If your medicine cabinet contains expired prescription or over-the-counter medications, disposing of them properly is a concern for everyone. While some medications are safe to throw in the trash - others are not.
According to the FDA, some powerful medication labels instruct the medication to be flushed due to danger of unintentional use or overdose. This is the safest method of disposing controlled substances. Some medications can still be powerful even after the expiration date and you should always use caution when disposing of them.
The FDA advises that the following drugs be flushed down the toilet and not thrown in the trash:
- Actiq (fentanyl citrate)
- Daytrana Transdermal System (methyphenidate)
- Duragesic Transdermal System (fentanyl)
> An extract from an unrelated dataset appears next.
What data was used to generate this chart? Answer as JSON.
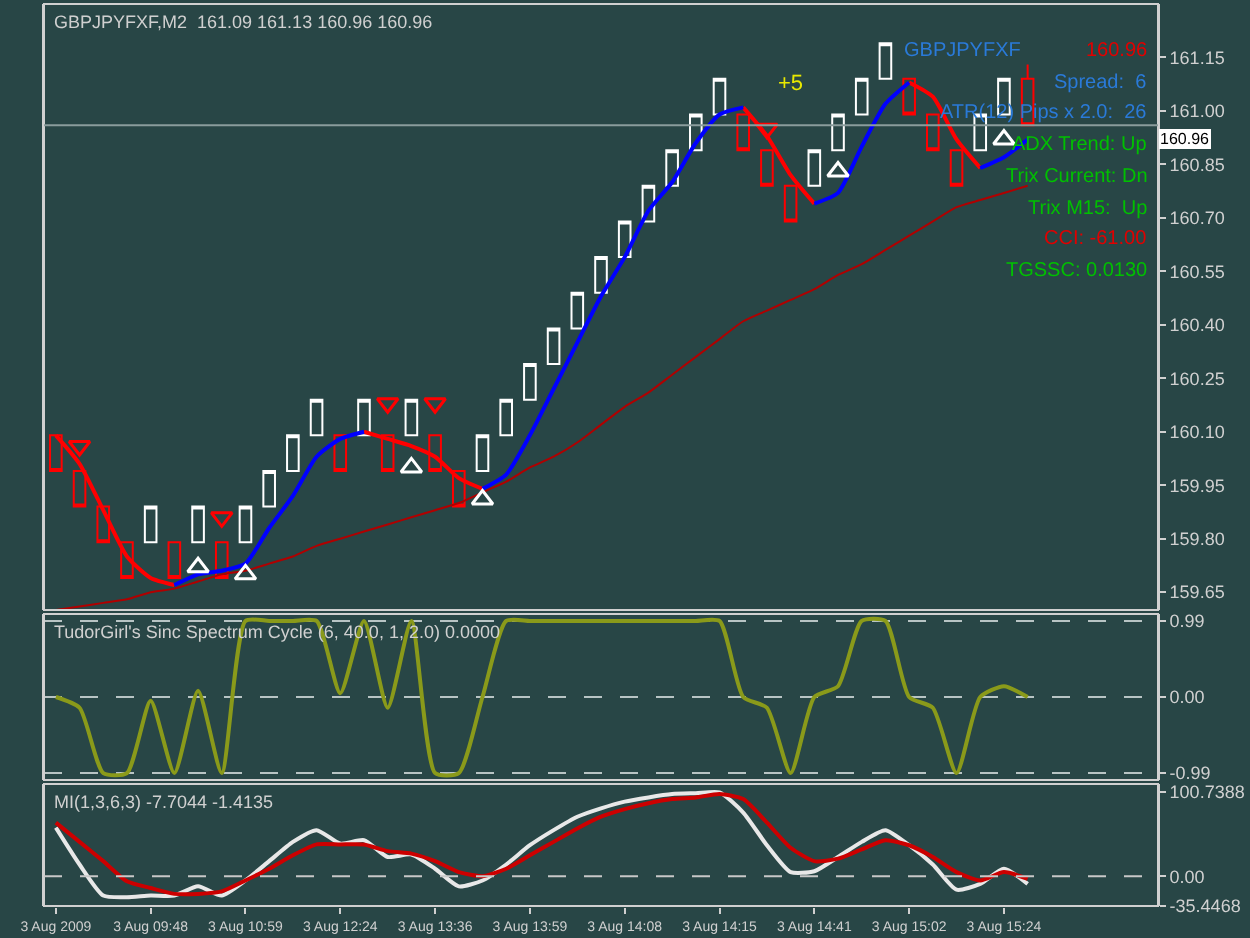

- OxyContin Tablets (oxycodone)
- Avinza Capsules (morphine sulfate)
- Baraclude Tablets (entecavir)
- Reyataz Capsules (atanavir sulfate)
- Tequin Tablets (gatifloxacin)
- Zerit for Oral Solution (stavudine)
- Meperidine HCI Tablets
- Percocet (Oxycodone and Acetaminophen)
- Xyrem (Sodium Oxybate)
- Fentora (fentanyl buccal tablet)
Although many people are concerned about flushing these medications because of the risk of contaminating the water supply, most drugs are not completely absorbed by the body and enter the environment after passing through waste water treatment plants according to an Environmental Assessment Expert in FDA’s Center for Drug Evaluation and Research. So, flushing these types of medications is still the safest way to dispose of them. For inhalers, depending on the type, most can be thrown in household trash.
You should always refer to the information that is packaged with your medication. Here are some guidelines to follow for any medication without disposal instructions whether expired or not.
Read the label for instructions.
- If there are no instructions for disposal of the medication, take it out of the original container, put into a zip lock bag with coffee grounds or something equally undesirable to deter children and pets from eating it and throw it in the trash.
- Contact your pharmacy to see if they have a program for disposing of unused medications.
- Before throwing away your medicine bottle, remove the label or scratch out your name and other private information.
- Do not give your medications to friends or family members. Everyone is different and anyone taking non-prescribed medication can have life-threatening consequences.
If you are unsure what to do with your old medications, please call your pharmacist for help.